I love the service. It helps me get targeted RSS feeds in real-time. I no longer need to hunt new RSS feeds to add to my Google Reader.

Here's one tip for new users: I tried to combine tags in several ways to get more focused results, but the usual techniques didn't work. What if you want to get RSS feeds that specifically are tagged both Facebook and Twitter, or Windows and Linux?

Solution: In the entry box at the top: enter Tag:Facebooktwitter or Tag:Windowslinux – it works. No spaces, no comma.

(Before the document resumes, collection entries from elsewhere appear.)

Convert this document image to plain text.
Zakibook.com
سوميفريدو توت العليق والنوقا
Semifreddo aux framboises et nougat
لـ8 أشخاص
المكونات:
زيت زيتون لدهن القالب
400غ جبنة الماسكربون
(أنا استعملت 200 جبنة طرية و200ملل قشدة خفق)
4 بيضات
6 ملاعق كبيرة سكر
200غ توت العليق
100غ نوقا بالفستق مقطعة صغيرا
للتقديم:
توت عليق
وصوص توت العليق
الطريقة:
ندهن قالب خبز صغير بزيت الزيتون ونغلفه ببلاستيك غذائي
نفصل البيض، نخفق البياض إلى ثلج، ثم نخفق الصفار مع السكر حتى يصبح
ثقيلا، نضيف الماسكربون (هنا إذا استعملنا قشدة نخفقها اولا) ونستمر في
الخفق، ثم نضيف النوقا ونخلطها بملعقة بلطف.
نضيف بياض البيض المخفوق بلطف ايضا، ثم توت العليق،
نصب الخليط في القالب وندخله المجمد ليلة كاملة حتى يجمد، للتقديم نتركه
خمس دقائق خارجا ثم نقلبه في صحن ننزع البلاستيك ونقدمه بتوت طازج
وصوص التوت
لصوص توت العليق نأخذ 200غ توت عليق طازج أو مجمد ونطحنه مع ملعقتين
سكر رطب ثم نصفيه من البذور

My wish list for LazyFeed:

1. In my Create-Share-Discover-Collect model, there is no way for me to share or collect from within Lazyfeed. At present, LazyFeed is simply Consume.
2. Use Google Reader as the starting point. At present, LazyFeed let's you start with your Twitter account, Delicious bookmarks, Flickr account, and Blog tags. I expect early adopters who will participate in the public beta will have their own favorite feeds setup in Google Reader and the like. IMO, supporting an import from them is vastly more important than Twitter and Flickr.
3. I'd like LazyFeed to go beyond importing feeds from Google Reader. Integration with Google Reader, Friendfeed, and Twitter has been one of the main reasons for Feedly's success. LazyFeed can trump all of these, because of it's killer USP: Discovery.

Once the Share aspect is added to LazyFeed via integration, a promising future looks certain to me.